The figure is written to:

docs/_static/autodiff_profile_uncertainty.png
docs/_static/autodiff_profile_uncertainty.pdf
docs/_static/autodiff_profile_uncertainty.json

It shows:

the fitted transport profile with propagated uncertainty bands,
linearized versus Monte Carlo standard deviations,
the fitted profile-parameter correlation matrix,
the relative mismatch between the two uncertainty paths,
and the Fisher/HVP consistency metrics stored in the JSON artifact.

This is the current artifact-backed uncertainty-propagation benchmark for the autodiff lane. It is intentionally synthetic and is tracked as a monitored stress benchmark rather than a parity gate, but it exercises the same differentiable profile map used in inverse-design and profile-control studies. Both the profile sensitivity and Fisher/Gauss-Newton residual Jacobians honor the optional jacobian_chunk_size setting.

Robust Bootstrap-Current Optimization

The script:

python examples/bootstrap_current_robust_optimization.py

adds a prescribed Gaussian uncertainty on the scalar geometry control used by the bootstrap-current response optimization and compares:

the deterministic objective landscape,
the robust mean-minus-risk objective,
the optimized nominal current profile,
and the uncertainty band of that profile under the prescribed control perturbation.

The figure is written to:

docs/_static/bootstrap_current_robust_optimization.png
docs/_static/bootstrap_current_robust_optimization.pdf
docs/_static/bootstrap_current_robust_optimization.json

This is a synthetic robust-design benchmark anchored to the same differentiable current-response workflow as the main optimization example.
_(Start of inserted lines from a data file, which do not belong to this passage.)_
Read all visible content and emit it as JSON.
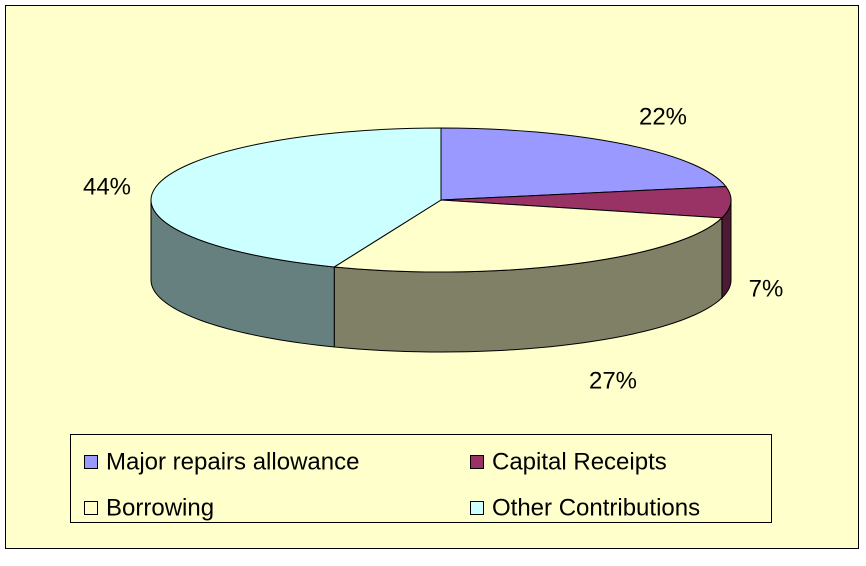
{
  "chart_data": {
    "type": "pie",
    "categories": [
      "Major repairs allowance",
      "Capital Receipts",
      "Borrowing",
      "Other Contributions"
    ],
    "values": [
      22,
      7,
      27,
      44
    ],
    "value_labels": [
      "22%",
      "7%",
      "27%",
      "44%"
    ],
    "colors": [
      "#9999FF",
      "#993366",
      "#FFFFCC",
      "#CCFFFF"
    ],
    "legend": "bottom"
  }
}
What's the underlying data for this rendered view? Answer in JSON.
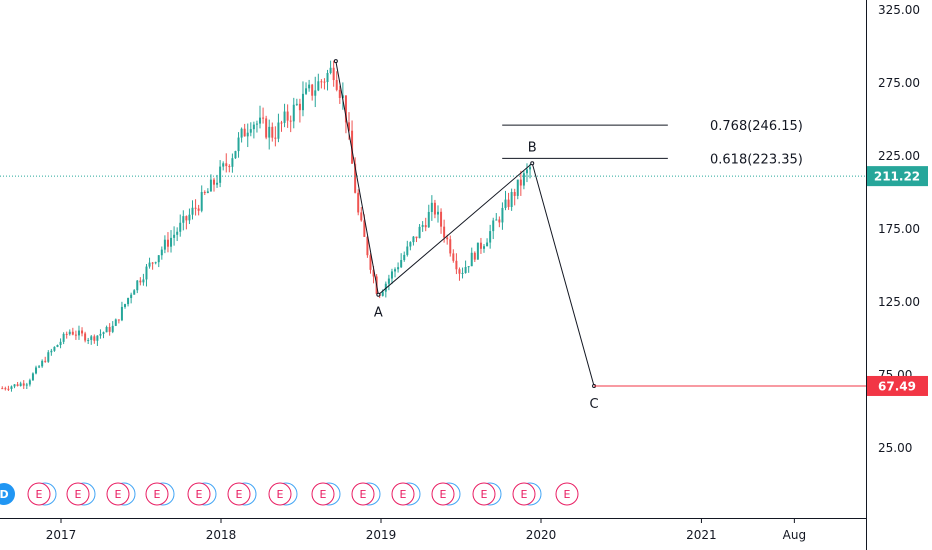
{
  "chart_data": {
    "type": "candlestick",
    "title": "",
    "xlabel": "",
    "ylabel": "",
    "ylim": [
      0,
      330
    ],
    "xlim": [
      "2016-08-20",
      "2021-12-01"
    ],
    "y_ticks": [
      "325.00",
      "275.00",
      "225.00",
      "175.00",
      "125.00",
      "75.00",
      "25.00"
    ],
    "y_tick_values": [
      325,
      275,
      225,
      175,
      125,
      75,
      25
    ],
    "x_ticks": [
      {
        "label": "2017",
        "date": "2017-01-01"
      },
      {
        "label": "2018",
        "date": "2018-01-01"
      },
      {
        "label": "2019",
        "date": "2019-01-01"
      },
      {
        "label": "2020",
        "date": "2020-01-01"
      },
      {
        "label": "2021",
        "date": "2021-01-01"
      },
      {
        "label": "Aug",
        "date": "2021-08-01"
      }
    ],
    "price_path": [
      {
        "date": "2016-08-20",
        "value": 66
      },
      {
        "date": "2016-10-15",
        "value": 70
      },
      {
        "date": "2016-12-01",
        "value": 88
      },
      {
        "date": "2017-01-20",
        "value": 105
      },
      {
        "date": "2017-03-10",
        "value": 100
      },
      {
        "date": "2017-05-01",
        "value": 108
      },
      {
        "date": "2017-06-15",
        "value": 135
      },
      {
        "date": "2017-08-15",
        "value": 160
      },
      {
        "date": "2017-10-10",
        "value": 180
      },
      {
        "date": "2017-12-01",
        "value": 200
      },
      {
        "date": "2018-01-15",
        "value": 220
      },
      {
        "date": "2018-03-10",
        "value": 250
      },
      {
        "date": "2018-05-01",
        "value": 240
      },
      {
        "date": "2018-07-01",
        "value": 262
      },
      {
        "date": "2018-09-15",
        "value": 285
      },
      {
        "date": "2018-10-10",
        "value": 260
      },
      {
        "date": "2018-11-10",
        "value": 185
      },
      {
        "date": "2018-12-25",
        "value": 130
      },
      {
        "date": "2019-03-01",
        "value": 160
      },
      {
        "date": "2019-05-01",
        "value": 190
      },
      {
        "date": "2019-07-01",
        "value": 145
      },
      {
        "date": "2019-09-01",
        "value": 170
      },
      {
        "date": "2019-11-01",
        "value": 200
      },
      {
        "date": "2019-12-10",
        "value": 218
      }
    ],
    "wave_points": [
      {
        "label": "",
        "date": "2018-09-20",
        "value": 290
      },
      {
        "label": "A",
        "date": "2018-12-26",
        "value": 130
      },
      {
        "label": "B",
        "date": "2019-12-12",
        "value": 220
      },
      {
        "label": "C",
        "date": "2020-05-01",
        "value": 67.49
      }
    ],
    "fib_levels": [
      {
        "label": "0.768(246.15)",
        "value": 246.15,
        "from": "2019-06-01",
        "to": "2020-12-01"
      },
      {
        "label": "0.618(223.35)",
        "value": 223.35,
        "from": "2019-06-01",
        "to": "2020-12-01"
      }
    ],
    "current_price": {
      "label": "211.22",
      "value": 211.22,
      "color": "#26a69a"
    },
    "target_price": {
      "label": "67.49",
      "value": 67.49,
      "color": "#f23645"
    },
    "events": [
      "D",
      "E",
      "E",
      "E",
      "E",
      "E",
      "E",
      "E",
      "E",
      "E",
      "E",
      "E",
      "E",
      "E",
      "E"
    ],
    "colors": {
      "up": "#26a69a",
      "down": "#ef5350",
      "event": "#e91e63",
      "dividend": "#2196f3"
    }
  }
}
It is currently a tracked stress diagnostic, not a literature-grade validation claim. The JSON artifact separates robust_objective_relative_change, which gates the optimization workflow, from weighted_current_ratio, which is a signed current-profile diagnostic and should not be interpreted as a standalone parity claim.

Parallel Execution

Large scans do not need to stay on one device. NTX currently exposes two parallel paths:

from ntx import solve_monoenergetic_parallel_scan
from ntx import solve_monoenergetic_multiprocess_scan

solve_monoenergetic_parallel_scan(...) keeps execution inside one Python process and is the lightest-weight option when all visible devices are healthy. solve_monoenergetic_multiprocess_scan(...) runs one worker process per device and is the robust option when the platform shows process-local solver behavior.

For local profiling:

python scripts/profile_parallel_runtime.py --output-json parallel-runtime.json
python scripts/profile_multiprocess_runtime.py --backend cpu --workers 2

For multi-CPU emulation on a workstation, start the script in a fresh process with:

XLA_FLAGS=--xla_force_host_platform_device_count=4 python scripts/profile_parallel_runtime.py

On the office workstation, the single-process path exposes a cuSolver failure mode on cuda:1, while the multiprocess pinned-device path is numerically correct on both GPUs. For the repository smoke cases the multiprocess path is still slower than the serial batched solve because worker startup dominates, so it should be treated as a throughput lane for larger scans rather than a default for small studies.